University of Birmingham sabbatical officer, Daisy Lindlar, hailed ‘Queen of Tampons’ for providing the products free of charge

Campaigner says Parliament is ‘dominated by people without wombs’ and ‘people who will never experience periods’

Aftab Ali
Student Editor
Wednesday 28 October 2015 18:53 GMT

Female students at Birmingham University will be able to take advantage of free sanitary products after a successful campaign by an officer at its student union.

Guild representation and resources officer, Daisy Lindlar - who has since been dubbed ‘Queen of Tampons’ - decided to take action in the wake of the ‘tampon tax’ debate which saw a reduction in the five per cent VAT rate be rejected by MPs by 305 to 287 votes.

The university’s Guild of Students took to Facebook to describe how periods can be ‘expensive’, adding: “To start with, there’s the cost of tampons or towels. On top of this, anyone with a uterus will also be familiar with the associated cost of paracetamol, pyjamas, underwear, bed sheets and the odd sweet treat to get you through the month.
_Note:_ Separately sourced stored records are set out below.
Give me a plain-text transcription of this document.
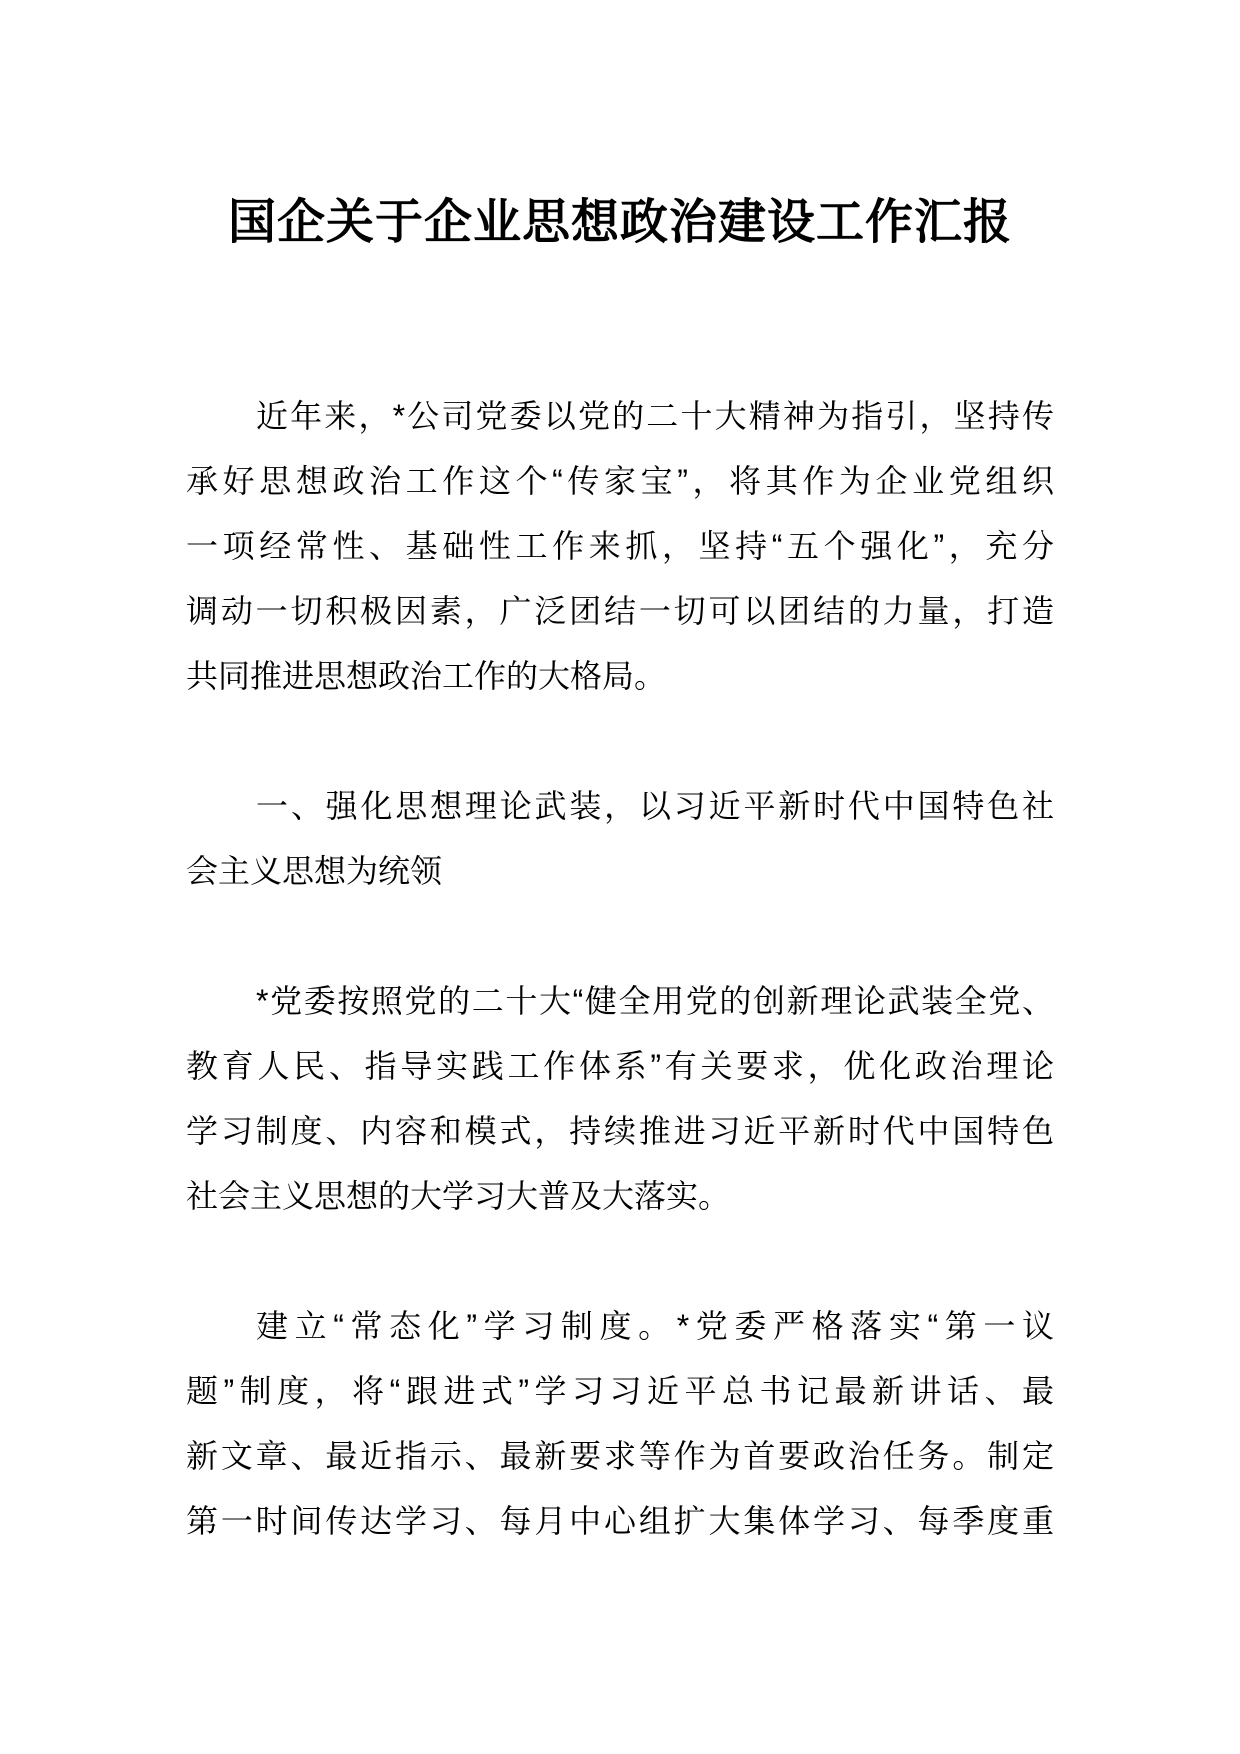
国企关于企业思想政治建设工作汇报
近年来，*公司党委以党的二十大精神为指引，坚持传
承好思想政治工作这个“传家宝”，将其作为企业党组织
一项经常性、基础性工作来抓，坚持“五个强化”，充分
调动一切积极因素，广泛团结一切可以团结的力量，打造
共同推进思想政治工作的大格局。
一、强化思想理论武装，以习近平新时代中国特色社
会主义思想为统领
*党委按照党的二十大“健全用党的创新理论武装全党、
教育人民、指导实践工作体系”有关要求，优化政治理论
学习制度、内容和模式，持续推进习近平新时代中国特色
社会主义思想的大学习大普及大落实。
建立“常态化”学习制度。*党委严格落实“第一议
题”制度，将“跟进式”学习习近平总书记最新讲话、最
新文章、最近指示、最新要求等作为首要政治任务。制定
第一时间传达学习、每月中心组扩大集体学习、每季度重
Sometimes there's even the loss of work-time and class or lecture attendance to add to the bill.”

Writing in a blog post for The Huffington Post, Lindlar described how Parliament is ‘dominated by people without wombs’ and ‘people who will never experience periods’. She added: “An overwhelmingly male government voted to carry on making money from our wombs, and although people of all genders have periods, this is yet another expense that disproportionately affects women.”

Encouraging open dialogue over a topic which, she said, is still taboo, Lindlar added: “They're seen as an embarrassment, a source of shame, and something we should keep quiet about. This needs to stop.”
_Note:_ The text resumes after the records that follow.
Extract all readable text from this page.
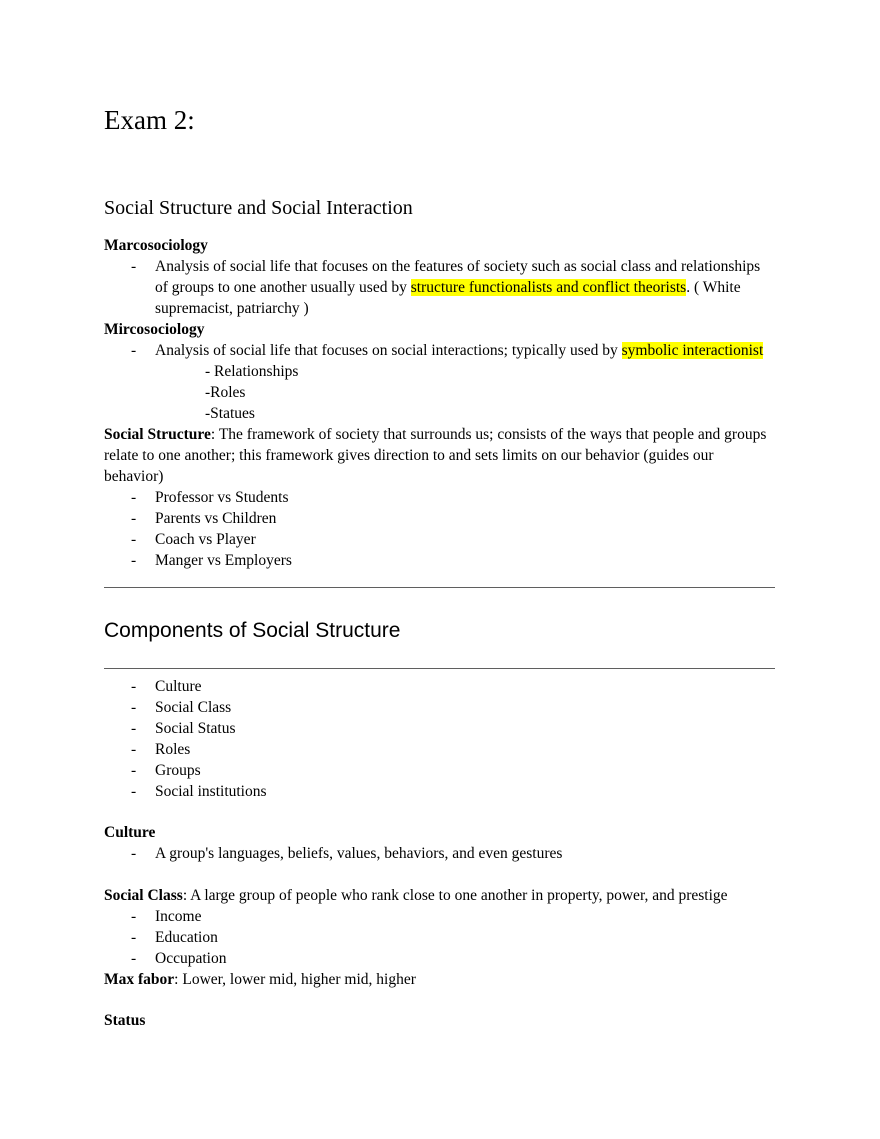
Exam 2:
Social Structure and Social Interaction

Marcosociology

- Analysis of social life that focuses on the features of society such as social class and relationships of groups to one another usually used by structure functionalists and conflict theorists. ( White supremacist, patriarchy )

Mircosociology

- Analysis of social life that focuses on social interactions; typically used by symbolic interactionist
- Relationships
-Roles
-Statues

Social Structure: The framework of society that surrounds us; consists of the ways that people and groups relate to one another; this framework gives direction to and sets limits on our behavior (guides our behavior)

- Professor vs Students
- Parents vs Children
- Coach vs Player
- Manger vs Employers
Components of Social Structure
- Culture
- Social Class
- Social Status
- Roles
- Groups
- Social institutions

Culture

- A group's languages, beliefs, values, behaviors, and even gestures

Social Class: A large group of people who rank close to one another in property, power, and prestige

- Income
- Education
- Occupation

Max fabor: Lower, lower mid, higher mid, higher

Status
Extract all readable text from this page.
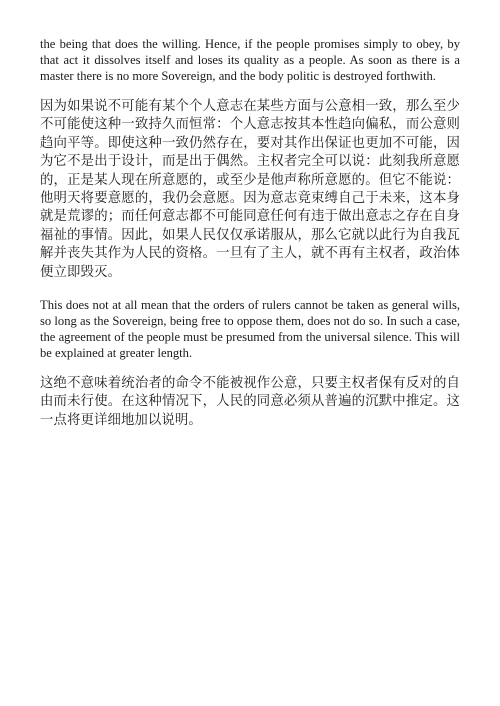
the being that does the willing. Hence, if the people promises simply to obey, by that act it dissolves itself and loses its quality as a people. As soon as there is a master there is no more Sovereign, and the body politic is destroyed forthwith.

因为如果说不可能有某个个人意志在某些方面与公意相一致，那么至少不可能使这种一致持久而恒常：个人意志按其本性趋向偏私，而公意则趋向平等。即使这种一致仍然存在，要对其作出保证也更加不可能，因为它不是出于设计，而是出于偶然。主权者完全可以说：此刻我所意愿的，正是某人现在所意愿的，或至少是他声称所意愿的。但它不能说：他明天将要意愿的，我仍会意愿。因为意志竟束缚自己于未来，这本身就是荒谬的；而任何意志都不可能同意任何有违于做出意志之存在自身福祉的事情。因此，如果人民仅仅承诺服从，那么它就以此行为自我瓦解并丧失其作为人民的资格。一旦有了主人，就不再有主权者，政治体便立即毁灭。

This does not at all mean that the orders of rulers cannot be taken as general wills, so long as the Sovereign, being free to oppose them, does not do so. In such a case, the agreement of the people must be presumed from the universal silence. This will be explained at greater length.

这绝不意味着统治者的命令不能被视作公意，只要主权者保有反对的自由而未行使。在这种情况下，人民的同意必须从普遍的沉默中推定。这一点将更详细地加以说明。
Now, in order to ease the financial burden on female students, which Lindlar said can cost a woman £18,000 for around 11,000 of the products over a lifetime, the sabbatical officer has managed to order hundreds of tampons and towels which are being made available free of charge for Birmingham student on the first floor of the Guild and also at the Advice and Representation Centre.

Calling after other universities, Lindlar added in the blog post: “I urge other unions to follow suit and provide free sanitary products to their students.”

The University of Sussex Students’ Union currently hands out free sanitary products every Wednesday and, last year, the University of East Anglia Students’ Union announced it was going ‘profit free’ on the ‘essential’ and ‘crucial’ products by selling them at the price they’re bought in at.